For the best artistic quality, invite collaborators who are better than you and who can raise the artistic bar of the whole endeavor. Do this even if you have to look well beyond your circle of friends and acquaintances.
As singers, we don’t get that much practice in calling the shots. In masterclasses, we humble ourselves before great artists; in voice lessons, we work diligently to fix our flaws; and as performers in opera productions, we are of secondary importance to the lights, sets, costumes and direction. Consider your self-produced project to be your chance to flex some underused muscles. Enjoy every minute of it.
. . . And
Be kind to yourself. It’s one thing to worry about your own performances, and another to be responsible for the performance experience of an entire group of people. If you have gathered together a cast of great performers whom you barely know and who are at your skill level or higher, you might start to feel insecure about the whole process. It’s like you are hosting a party for a group of really cool potential friends, but you don’t know if everyone is having a good time.
Trust that no one twisted their arm to get them to participate and that they wouldn’t be doing it if they didn’t believe in the work as well. And if you’ve been honest about what the production would be like and you try to create the best conditions for everyone to do their best work, you can rest assured that they are happy enough to be on board.
Make Other People Superheroes
If you are bringing people together for a performance, let them take ownership of their own work. That is, for my own productions, no one wants to work with Amanda Keil because they want to do what Amanda Keil tells them to do. They do it because the music is good and because they feel empowered to make their own unique artistic contribution. It probably helps that I try my best to be nice to people, to be up front about what I can and can’t offer them, and to help them get the job done. But mostly, my job is to get out of their way so they can do what they do best.
The Payoff . . .
It is immensely rewarding to bring artists together for a meaningful creative project. If you find a compelling piece of music to work on, you are humble and up front about the process from the beginning, and you give people the room to be artists, then accomplished musicians will want to work with you. And you will have the satisfaction of working with wonderful artists, elevating your own abilities in the process, and creating art.
. . . Or Not
That all said, it doesn’t always work out that way. You will make a great pitch to a performer and never hear back. You will make a decision that rubs someone the wrong way. You will find yourself agonizing over a budget, hauling costumes, or otherwise doing work you don’t enjoy. Consider these to be occupational hazards. If someone can’t or won’t work with you, there will always be someone else. And if you hear pushback from a collaborator, then take the time to hear them out and consider a compromise. As for unpleasant work, I’m afraid that comes with any job. Even if you become an opera superstar, there will be parts of it that you won’t like.

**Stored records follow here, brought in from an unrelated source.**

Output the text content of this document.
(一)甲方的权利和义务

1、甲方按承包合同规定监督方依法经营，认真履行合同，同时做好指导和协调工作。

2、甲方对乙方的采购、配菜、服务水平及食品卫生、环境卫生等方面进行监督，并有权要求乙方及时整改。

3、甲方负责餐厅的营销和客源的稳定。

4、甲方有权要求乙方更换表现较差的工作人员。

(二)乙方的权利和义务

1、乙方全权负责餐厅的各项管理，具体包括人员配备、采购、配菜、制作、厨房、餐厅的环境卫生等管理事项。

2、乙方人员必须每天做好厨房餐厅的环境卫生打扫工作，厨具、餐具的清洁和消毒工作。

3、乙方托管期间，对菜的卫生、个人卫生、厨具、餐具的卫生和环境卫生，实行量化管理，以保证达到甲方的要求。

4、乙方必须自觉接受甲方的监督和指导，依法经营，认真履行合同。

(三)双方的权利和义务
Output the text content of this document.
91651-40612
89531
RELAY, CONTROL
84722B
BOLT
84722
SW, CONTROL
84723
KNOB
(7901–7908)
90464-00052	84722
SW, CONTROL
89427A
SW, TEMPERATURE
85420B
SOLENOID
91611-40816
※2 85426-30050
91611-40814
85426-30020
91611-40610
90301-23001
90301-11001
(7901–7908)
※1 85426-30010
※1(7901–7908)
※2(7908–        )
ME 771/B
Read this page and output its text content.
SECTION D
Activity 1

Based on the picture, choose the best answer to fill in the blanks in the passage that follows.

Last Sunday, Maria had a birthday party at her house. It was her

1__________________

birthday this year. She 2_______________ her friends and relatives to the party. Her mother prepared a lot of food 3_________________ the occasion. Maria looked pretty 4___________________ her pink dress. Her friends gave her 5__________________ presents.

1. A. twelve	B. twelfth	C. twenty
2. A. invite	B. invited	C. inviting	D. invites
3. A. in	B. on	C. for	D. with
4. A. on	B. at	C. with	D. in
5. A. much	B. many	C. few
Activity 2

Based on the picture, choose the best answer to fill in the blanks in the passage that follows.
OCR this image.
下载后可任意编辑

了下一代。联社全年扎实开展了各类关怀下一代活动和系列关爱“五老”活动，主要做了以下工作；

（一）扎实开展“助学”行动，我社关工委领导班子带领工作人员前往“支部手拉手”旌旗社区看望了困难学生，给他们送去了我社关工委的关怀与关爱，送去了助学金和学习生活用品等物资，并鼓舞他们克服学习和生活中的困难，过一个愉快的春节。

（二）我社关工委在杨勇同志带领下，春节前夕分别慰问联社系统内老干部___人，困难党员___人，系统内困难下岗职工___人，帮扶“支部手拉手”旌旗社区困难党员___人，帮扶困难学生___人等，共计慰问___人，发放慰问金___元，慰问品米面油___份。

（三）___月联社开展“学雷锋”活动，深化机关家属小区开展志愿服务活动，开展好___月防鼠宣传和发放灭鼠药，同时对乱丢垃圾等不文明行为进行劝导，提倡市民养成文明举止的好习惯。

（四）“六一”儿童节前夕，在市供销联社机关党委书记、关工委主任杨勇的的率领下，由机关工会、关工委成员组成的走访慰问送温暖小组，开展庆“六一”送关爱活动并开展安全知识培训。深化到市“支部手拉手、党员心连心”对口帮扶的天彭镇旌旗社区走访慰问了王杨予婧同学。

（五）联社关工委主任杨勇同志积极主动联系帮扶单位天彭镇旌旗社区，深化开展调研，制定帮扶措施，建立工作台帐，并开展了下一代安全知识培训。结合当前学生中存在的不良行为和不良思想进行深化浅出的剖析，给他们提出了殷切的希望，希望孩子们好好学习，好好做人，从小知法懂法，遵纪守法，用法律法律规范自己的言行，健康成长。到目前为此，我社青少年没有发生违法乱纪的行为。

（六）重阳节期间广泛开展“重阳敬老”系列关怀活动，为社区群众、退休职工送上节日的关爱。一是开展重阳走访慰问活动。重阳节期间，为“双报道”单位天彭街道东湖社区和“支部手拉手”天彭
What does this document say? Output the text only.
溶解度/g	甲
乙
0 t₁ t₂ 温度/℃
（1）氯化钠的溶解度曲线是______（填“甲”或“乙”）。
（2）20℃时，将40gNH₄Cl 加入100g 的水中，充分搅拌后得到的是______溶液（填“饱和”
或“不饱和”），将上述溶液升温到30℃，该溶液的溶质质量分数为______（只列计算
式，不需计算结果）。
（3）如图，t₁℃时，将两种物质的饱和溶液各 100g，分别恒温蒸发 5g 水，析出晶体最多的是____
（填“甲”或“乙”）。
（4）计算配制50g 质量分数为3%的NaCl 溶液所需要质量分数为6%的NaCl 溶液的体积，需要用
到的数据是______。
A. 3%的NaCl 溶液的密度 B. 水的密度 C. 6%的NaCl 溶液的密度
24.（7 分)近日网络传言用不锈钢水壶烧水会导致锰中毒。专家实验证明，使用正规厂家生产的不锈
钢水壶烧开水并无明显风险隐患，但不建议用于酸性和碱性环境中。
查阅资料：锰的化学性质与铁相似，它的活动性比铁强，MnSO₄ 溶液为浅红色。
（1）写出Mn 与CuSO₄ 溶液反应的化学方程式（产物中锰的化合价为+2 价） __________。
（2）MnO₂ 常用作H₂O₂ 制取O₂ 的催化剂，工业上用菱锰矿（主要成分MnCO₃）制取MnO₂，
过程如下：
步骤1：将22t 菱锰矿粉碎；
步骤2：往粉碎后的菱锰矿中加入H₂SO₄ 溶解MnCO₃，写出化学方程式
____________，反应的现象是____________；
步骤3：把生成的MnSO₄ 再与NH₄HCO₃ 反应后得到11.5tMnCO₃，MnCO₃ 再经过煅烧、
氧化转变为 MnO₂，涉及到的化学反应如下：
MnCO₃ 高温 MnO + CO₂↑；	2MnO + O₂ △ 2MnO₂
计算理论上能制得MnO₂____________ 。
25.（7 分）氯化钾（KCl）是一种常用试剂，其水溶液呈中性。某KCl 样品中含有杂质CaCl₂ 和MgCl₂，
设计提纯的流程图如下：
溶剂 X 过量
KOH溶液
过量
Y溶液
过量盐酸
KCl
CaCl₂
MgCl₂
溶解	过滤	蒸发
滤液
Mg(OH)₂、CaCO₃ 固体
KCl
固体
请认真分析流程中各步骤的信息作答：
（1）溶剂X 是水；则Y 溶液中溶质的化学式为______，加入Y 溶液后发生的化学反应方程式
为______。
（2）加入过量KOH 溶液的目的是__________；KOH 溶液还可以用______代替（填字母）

You might also run into trouble if you ask performers to collaborate for low fees on your second or third production. They might do it once as a favor but will expect at least some increase the next time. To help prepare for this, plan for your next production before your first is finished, reaching out to donors and keeping grant deadlines in mind.
What’s This All for Again?
When you create a performance opportunity, you are creating art where there was none before. You are also giving artists a chance to practice their craft. As an added bonus, you elevate your own musicianship by performing with the colleagues you’re drawn to in a production that you’ve chosen.
Sure, there will be times when it seems like an awful lot of work. But after all, because of you there is more music in the world. It doesn’t get any better than that.